Perdere la vista oppure sostenere un
intervento chirurgico ad altissimo rischio anestesiologico. È la
difficile situazione affrontata da un ragazzo di 20 anni affetto
da acidemia propionica, una rara malattia metabolica, e da una
grave cardiomiopatia dilatativa e già sottoposto a un trapianto
di fegato. Per salvargli l'occhio, lo scorso 13 luglio, nella
sede di Palidoro, un'équipe multidisciplinare dell'Ospedale
Pediatrico Bambino Gesù di Roma, composta da professionisti di
sei specialità (anestesisti, oculisti, cardiologi,
cardiochirurghi, epatologi ed esperti di malattie metaboliche),
ha eseguito con successo un trapianto di cornea al termine di
una complessa preparazione alla procedura.

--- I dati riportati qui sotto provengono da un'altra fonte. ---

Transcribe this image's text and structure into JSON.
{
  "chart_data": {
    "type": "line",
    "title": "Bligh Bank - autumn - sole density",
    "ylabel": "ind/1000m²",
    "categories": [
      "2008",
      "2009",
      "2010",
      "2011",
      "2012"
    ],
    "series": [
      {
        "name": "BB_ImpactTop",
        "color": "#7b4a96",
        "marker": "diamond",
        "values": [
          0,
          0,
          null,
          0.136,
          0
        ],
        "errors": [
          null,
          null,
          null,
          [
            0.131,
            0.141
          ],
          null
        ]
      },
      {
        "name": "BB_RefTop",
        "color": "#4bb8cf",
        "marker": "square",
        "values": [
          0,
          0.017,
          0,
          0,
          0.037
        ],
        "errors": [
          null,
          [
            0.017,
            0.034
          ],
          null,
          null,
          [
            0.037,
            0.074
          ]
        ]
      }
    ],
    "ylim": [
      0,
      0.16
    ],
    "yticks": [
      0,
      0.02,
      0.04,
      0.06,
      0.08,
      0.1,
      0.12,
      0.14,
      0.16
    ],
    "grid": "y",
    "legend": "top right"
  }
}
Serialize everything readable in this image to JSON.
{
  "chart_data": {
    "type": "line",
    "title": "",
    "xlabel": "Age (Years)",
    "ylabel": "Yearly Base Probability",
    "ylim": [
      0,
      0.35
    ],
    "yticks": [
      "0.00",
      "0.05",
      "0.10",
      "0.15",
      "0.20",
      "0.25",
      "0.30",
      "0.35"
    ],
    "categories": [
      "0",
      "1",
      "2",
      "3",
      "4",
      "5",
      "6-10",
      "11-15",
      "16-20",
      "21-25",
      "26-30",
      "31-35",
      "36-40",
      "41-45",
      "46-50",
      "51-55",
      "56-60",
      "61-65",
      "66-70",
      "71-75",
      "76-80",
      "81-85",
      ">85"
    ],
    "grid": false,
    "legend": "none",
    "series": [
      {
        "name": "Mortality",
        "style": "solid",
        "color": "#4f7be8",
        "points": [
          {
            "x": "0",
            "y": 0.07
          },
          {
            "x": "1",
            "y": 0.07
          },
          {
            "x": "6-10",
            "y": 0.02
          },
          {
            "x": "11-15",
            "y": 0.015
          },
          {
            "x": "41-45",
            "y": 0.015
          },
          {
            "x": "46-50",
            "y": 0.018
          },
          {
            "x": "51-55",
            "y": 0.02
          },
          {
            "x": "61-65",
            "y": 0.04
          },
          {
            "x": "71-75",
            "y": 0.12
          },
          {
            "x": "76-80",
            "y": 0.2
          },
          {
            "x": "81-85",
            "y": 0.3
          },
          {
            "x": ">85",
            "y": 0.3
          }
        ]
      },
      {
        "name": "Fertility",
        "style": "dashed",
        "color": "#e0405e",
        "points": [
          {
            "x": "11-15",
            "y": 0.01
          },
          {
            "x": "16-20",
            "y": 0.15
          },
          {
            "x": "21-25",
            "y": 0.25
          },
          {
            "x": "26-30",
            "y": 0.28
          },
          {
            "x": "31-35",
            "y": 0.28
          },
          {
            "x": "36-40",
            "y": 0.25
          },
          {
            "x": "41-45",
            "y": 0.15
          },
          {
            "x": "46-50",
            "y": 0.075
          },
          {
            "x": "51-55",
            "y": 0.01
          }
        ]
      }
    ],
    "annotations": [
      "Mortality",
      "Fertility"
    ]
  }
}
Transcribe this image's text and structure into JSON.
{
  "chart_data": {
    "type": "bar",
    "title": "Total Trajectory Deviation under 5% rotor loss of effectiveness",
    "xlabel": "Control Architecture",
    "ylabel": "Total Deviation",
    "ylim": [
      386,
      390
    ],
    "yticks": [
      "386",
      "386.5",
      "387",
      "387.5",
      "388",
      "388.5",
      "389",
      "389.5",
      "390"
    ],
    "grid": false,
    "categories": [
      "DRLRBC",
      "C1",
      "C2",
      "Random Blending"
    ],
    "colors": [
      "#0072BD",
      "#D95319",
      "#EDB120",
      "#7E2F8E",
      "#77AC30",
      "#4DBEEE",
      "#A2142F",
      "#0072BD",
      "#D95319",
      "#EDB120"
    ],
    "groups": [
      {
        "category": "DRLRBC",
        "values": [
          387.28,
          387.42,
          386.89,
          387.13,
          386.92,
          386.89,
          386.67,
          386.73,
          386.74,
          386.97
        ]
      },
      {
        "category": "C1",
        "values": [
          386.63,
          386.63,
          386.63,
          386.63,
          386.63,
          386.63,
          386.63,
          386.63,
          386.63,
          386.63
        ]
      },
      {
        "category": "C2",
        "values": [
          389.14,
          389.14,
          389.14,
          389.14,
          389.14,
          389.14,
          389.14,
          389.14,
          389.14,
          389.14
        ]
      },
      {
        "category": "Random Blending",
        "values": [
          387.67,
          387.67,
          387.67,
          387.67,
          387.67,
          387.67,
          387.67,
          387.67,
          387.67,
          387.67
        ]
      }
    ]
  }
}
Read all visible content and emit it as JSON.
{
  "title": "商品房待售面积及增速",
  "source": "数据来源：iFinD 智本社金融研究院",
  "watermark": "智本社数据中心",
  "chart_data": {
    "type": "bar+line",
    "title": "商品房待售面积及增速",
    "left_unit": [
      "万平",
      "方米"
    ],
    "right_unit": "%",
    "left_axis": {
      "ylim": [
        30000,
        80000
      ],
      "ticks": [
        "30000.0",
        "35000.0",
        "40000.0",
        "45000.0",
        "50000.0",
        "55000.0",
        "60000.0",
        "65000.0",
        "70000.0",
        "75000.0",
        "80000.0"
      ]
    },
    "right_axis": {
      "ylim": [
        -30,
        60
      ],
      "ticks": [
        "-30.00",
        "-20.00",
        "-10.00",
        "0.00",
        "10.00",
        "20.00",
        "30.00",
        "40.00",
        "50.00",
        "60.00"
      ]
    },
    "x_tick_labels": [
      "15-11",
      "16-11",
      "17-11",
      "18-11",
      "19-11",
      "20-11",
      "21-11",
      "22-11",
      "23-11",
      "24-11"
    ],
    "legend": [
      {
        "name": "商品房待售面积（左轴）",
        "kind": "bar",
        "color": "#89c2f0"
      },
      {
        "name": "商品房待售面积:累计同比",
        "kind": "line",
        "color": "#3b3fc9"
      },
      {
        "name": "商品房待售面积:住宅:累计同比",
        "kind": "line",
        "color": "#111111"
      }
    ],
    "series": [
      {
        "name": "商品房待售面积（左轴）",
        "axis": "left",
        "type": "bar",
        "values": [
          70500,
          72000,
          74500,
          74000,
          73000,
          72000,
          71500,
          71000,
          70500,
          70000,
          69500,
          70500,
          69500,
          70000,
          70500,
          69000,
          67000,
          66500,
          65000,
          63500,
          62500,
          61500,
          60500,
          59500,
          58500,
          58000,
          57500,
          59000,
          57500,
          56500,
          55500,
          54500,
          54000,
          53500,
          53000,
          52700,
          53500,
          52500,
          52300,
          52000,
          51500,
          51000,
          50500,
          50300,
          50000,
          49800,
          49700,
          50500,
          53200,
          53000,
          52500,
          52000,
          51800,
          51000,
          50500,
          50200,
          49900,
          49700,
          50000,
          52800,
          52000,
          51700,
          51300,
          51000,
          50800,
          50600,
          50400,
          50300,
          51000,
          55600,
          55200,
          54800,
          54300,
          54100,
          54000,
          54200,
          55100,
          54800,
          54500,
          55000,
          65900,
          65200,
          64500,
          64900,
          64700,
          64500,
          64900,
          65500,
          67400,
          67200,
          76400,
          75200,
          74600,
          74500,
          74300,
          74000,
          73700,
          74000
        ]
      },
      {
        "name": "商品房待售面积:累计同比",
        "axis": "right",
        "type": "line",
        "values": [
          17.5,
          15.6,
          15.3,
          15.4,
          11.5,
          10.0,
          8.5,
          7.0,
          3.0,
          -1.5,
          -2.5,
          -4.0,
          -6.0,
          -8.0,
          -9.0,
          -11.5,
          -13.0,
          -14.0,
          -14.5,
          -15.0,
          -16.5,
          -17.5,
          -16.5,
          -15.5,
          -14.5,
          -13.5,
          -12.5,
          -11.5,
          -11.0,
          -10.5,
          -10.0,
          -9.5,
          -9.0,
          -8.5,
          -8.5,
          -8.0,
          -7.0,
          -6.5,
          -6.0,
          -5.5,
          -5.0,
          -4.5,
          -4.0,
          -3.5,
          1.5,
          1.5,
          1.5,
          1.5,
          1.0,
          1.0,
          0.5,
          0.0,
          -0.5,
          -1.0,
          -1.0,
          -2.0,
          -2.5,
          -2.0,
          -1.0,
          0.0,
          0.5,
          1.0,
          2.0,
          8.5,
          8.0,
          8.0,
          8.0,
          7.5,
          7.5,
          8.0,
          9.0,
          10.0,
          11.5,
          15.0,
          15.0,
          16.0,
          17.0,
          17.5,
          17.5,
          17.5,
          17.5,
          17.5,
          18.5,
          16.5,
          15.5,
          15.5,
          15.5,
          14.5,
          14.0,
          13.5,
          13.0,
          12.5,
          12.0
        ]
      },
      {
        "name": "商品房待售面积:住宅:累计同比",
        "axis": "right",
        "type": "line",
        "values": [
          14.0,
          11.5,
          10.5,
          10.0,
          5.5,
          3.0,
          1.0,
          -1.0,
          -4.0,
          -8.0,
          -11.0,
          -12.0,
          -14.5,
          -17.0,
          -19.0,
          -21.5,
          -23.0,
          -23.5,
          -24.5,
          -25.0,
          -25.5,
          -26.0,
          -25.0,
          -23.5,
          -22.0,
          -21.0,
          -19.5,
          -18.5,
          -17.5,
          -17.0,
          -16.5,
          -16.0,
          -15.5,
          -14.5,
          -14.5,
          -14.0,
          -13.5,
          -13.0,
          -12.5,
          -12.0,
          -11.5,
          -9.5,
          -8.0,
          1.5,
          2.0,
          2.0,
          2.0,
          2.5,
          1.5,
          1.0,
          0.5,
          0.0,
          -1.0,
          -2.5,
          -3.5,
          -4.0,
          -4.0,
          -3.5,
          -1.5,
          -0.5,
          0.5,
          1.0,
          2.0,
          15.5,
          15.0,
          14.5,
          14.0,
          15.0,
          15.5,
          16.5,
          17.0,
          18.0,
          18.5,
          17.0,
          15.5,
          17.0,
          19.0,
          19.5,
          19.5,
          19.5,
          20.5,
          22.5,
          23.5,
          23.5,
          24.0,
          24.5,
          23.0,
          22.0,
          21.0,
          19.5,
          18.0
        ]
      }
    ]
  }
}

L'intervento si è reso necessario per trattare un'ulcera
perforata della cornea ed è stato necessario un lavoro
preparatorio di circa 18 ore per rimodulare il protocollo
anestesiologico alla luce dei rischi apportati dalle patologie
da cui è affetto il ragazzo.
Parallelamente è stato predisposto un monitoraggio cardiologico
continuo. "Abbiamo preparato il paziente dalla sera precedente
modificando anche il protocollo abituale per ridurre al minimo
il digiuno e contemplando tutti gli scenari possibili, con il
coinvolgimento della terapia intensiva cardiochirurgica nel caso
fosse stato necessario un supporto immediato", ha spiegato
Daniela Perrotta, responsabile di Rianimazione e Comparto
Operatorio della sede di Palidoro.
Il trapianto di cornea, eseguito da Luca Buzzonetti,
responsabile di oculistica del Bambino Gesù, è durato circa 1
ora e 45 minuti. In sala operatoria hanno lavorato 14
professionisti tra medici, infermieri e personale dedicato, con
la presenza costante dei cardiologi esperti nello scompenso
cardiaco. Anche dal punto di vista chirurgico il caso presentava
criticità significative. La cornea non solo era perforata, ma
aderiva per un'ampia porzione all'iride - che è stato necessario
liberare - con un conseguente maggior rischio di emorragie
durante l'intervento. A complicare ulteriormente l'operazione,
la presenza di uno spesso strato di fibrina, una sorta di 'panno
opaco' prodotto dall'infiammazione, che ricopriva in parte
l'iride e occludeva la pupilla: anche questo è stato rimosso per
consentire un recupero della funzione visiva. "La rapidità era
un elemento decisivo, quindi era necessario contenere al massimo
i tempi chirurgici, cosa non semplice in un caso così
complesso", ha affermato Buzzonetti. L'intervento di trapianto
si è concluso con successo. Il decorso post-operatorio è
proseguito regolarmente e ora il ragazzo è stato dimesso
dall'ospedale e le sue condizioni di salute sono buone.